Environmental effects of brine disposal and seawater usage for offshore green hydrogen production and storage in the Dutch North Sea.
Summary
The Dutch energy transition faces multiple challenges and opportunities with the development of green hydrogen and offshore wind. The intermittency of offshore wind energy and the economic challenges of transporting electricity over long distances require novel solutions. One promising solution is the offshore production and storage of green hydrogen by electrolysis on platforms powered by wind farms. One possibility is the system studied in this thesis, which uses power-to-gas (P2G) technology to convert electricity into hydrogen, which is then transported via existing or new pipelines, with the excess stored in salt caverns under the North Sea. Ongoing technical and economic research highlights the P2G potential. However, it also raises environmental concerns that must be addressed before this offshore energy system can be developed.

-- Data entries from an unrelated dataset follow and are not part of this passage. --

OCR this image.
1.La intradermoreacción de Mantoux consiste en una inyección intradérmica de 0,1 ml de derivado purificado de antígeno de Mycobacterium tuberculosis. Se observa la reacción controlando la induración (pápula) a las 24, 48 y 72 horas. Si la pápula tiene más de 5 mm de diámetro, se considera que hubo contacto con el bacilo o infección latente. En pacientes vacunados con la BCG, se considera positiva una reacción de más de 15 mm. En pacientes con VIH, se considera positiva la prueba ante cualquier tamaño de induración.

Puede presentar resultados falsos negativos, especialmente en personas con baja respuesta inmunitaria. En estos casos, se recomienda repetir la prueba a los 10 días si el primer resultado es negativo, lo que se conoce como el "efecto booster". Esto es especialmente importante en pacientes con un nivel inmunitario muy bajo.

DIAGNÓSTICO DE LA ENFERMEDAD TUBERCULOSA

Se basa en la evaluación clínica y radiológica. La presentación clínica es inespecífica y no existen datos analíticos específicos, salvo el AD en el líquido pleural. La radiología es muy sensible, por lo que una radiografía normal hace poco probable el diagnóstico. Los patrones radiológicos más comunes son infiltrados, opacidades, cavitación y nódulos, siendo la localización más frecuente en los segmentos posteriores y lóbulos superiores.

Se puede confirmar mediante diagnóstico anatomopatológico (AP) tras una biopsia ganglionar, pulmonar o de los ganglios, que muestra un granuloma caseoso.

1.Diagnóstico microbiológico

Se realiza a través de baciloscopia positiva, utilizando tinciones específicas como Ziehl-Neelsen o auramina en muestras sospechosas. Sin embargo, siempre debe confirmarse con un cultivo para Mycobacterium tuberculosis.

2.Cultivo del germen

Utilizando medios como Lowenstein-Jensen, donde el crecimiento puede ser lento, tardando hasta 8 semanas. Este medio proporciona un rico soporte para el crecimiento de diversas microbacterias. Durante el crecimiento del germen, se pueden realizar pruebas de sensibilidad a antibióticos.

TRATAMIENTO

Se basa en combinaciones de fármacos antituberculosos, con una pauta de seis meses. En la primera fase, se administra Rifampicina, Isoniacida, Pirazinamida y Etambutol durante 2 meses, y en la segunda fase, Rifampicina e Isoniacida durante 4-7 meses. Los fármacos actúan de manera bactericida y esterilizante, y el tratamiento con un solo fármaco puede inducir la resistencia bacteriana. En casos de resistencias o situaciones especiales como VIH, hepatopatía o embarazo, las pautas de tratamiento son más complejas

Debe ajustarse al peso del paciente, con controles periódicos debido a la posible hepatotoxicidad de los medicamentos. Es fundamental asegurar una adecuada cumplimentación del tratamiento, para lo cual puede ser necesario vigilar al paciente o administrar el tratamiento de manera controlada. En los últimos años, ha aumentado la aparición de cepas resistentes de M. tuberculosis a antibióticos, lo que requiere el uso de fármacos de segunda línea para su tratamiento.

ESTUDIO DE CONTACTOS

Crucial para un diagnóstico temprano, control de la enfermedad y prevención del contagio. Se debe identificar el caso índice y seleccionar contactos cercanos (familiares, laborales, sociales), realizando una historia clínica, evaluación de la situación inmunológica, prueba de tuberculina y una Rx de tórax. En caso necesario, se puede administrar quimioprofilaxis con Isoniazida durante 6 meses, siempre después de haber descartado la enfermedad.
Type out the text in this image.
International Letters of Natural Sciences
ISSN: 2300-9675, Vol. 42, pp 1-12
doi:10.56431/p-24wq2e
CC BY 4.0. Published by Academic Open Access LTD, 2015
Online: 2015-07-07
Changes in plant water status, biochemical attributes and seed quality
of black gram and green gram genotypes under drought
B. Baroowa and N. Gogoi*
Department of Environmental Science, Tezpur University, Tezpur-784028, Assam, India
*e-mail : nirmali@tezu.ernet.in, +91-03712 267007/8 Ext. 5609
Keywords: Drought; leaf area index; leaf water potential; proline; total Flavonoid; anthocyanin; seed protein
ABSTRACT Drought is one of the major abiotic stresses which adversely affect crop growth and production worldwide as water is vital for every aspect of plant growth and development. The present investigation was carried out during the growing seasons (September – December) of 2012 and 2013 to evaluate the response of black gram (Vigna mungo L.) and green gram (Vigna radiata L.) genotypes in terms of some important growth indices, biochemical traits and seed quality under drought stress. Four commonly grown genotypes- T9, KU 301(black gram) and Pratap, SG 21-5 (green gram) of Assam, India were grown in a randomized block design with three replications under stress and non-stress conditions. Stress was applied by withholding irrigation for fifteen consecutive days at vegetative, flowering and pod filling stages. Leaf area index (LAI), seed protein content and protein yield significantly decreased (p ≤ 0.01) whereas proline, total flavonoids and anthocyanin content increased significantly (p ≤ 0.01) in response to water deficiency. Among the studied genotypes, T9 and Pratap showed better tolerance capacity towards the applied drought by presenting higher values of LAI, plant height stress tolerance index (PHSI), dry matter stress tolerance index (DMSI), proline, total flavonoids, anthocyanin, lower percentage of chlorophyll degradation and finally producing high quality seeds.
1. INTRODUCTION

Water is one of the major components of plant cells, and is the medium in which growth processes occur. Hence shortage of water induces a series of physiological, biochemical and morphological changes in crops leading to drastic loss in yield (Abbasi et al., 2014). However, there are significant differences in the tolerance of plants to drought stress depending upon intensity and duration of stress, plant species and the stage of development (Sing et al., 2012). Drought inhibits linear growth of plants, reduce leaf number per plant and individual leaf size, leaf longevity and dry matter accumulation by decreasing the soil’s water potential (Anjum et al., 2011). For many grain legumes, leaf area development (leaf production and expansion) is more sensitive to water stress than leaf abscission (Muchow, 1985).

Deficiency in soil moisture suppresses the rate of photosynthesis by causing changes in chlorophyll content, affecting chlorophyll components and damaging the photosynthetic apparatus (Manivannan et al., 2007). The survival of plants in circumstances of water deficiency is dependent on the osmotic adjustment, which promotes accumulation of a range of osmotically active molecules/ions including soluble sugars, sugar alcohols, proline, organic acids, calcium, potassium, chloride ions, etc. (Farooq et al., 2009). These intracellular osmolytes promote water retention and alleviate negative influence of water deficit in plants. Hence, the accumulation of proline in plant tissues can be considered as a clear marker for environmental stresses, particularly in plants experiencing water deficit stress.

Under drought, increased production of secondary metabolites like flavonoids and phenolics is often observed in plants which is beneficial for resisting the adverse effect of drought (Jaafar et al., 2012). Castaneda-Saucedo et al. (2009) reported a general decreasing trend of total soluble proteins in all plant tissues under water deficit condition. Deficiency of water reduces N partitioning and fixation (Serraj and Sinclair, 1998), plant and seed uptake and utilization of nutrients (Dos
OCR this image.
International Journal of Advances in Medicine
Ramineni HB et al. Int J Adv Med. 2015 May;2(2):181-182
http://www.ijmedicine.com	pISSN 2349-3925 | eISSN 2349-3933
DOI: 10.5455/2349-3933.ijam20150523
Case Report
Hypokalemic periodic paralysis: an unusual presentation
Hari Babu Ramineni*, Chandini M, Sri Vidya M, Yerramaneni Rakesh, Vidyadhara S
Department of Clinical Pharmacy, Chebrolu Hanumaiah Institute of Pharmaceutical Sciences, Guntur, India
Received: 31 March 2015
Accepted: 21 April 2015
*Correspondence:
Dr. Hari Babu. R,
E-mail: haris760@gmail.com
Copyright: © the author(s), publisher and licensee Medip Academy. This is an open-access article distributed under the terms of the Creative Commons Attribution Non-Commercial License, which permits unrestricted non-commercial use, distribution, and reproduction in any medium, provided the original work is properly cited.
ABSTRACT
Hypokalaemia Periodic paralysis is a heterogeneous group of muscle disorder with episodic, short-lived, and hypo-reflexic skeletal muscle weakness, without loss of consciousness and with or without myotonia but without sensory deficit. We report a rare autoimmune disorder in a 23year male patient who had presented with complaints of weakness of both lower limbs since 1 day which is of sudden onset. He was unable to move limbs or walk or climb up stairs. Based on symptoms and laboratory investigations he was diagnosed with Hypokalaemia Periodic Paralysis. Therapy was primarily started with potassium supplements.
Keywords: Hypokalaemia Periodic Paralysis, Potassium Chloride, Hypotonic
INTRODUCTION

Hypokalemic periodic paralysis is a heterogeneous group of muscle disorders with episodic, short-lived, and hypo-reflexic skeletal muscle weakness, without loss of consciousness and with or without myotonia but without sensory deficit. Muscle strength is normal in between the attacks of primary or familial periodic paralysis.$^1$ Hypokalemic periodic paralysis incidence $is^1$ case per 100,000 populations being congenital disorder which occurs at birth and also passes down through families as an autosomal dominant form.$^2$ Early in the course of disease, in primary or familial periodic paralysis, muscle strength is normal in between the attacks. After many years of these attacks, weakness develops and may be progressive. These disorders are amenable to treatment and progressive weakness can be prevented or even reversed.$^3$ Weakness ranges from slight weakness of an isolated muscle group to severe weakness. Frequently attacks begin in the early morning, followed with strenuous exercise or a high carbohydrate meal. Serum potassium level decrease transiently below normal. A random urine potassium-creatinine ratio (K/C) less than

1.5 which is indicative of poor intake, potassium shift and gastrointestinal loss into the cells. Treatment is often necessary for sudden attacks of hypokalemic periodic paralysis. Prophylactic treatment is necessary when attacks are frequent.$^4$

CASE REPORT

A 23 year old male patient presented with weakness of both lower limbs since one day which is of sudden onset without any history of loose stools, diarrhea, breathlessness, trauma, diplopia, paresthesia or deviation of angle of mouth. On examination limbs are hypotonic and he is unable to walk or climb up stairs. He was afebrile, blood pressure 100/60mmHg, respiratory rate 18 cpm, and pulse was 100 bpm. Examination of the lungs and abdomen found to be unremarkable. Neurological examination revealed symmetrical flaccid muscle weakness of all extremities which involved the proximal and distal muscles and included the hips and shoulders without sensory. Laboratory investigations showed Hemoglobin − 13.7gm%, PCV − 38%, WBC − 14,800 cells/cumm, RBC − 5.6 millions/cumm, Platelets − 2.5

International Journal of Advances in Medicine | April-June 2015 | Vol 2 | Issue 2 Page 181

The objective of this thesis is to conduct technical-environmental research on the environmental impact of the P2G energy system, with particular emphasis on brine production and its use of seawater. To address this, the following research question was defined:
"What is the projected seawater intake requirement for offshore green hydrogen production and storage by 2050, and what strategies could effectively mitigate the ecological impacts of waste streams like brine and cooling water in the Dutch North Sea?"
To address this question, a literature review was conducted on the environmental impacts of offshore green hydrogen production and storage, focusing on brine disposal, cooling water management, and emissions of hazardous substances. The impact of these processes on the marine ecosystem was investigated. A case study modeled the impact of brine discharges from offshore salt cavern construction, while a scenario analysis projected the future demand for salt caverns and seawater for electrolysis and cooling, with hydrogen production and associated storage projected for a 1 GW, 8 GW, and 20 GW scenario in 2050.
This study concluded that while no negative environmental impacts were identified that would preclude the implementation of a comprehensive green hydrogen production and storage system, a definitive assessment of the environmental impacts is not possible without more in- depth research into the combined effects and as yet unexplored influencing factors. This study predicts that by 2050, hydrogen production and storage will require up to 100 m3/s of seawater, primarily for electrolyser cooling, with a minimal amount for salt cavern construction. Brine production could reach 2.3 m3/s during cavern construction, but environmental impacts are expected to be limited to a zone of 900 meters maximum.
Overall, this study demonstrates that brine discharge is likely to have manageable environmental and ecological impacts, but emphasizes the need for additional research to develop detailed plans for a complete P2G system, with a focus on modeling cooling water impacts and monitoring the effects of cooling water use in offshore hydrogen production pilots.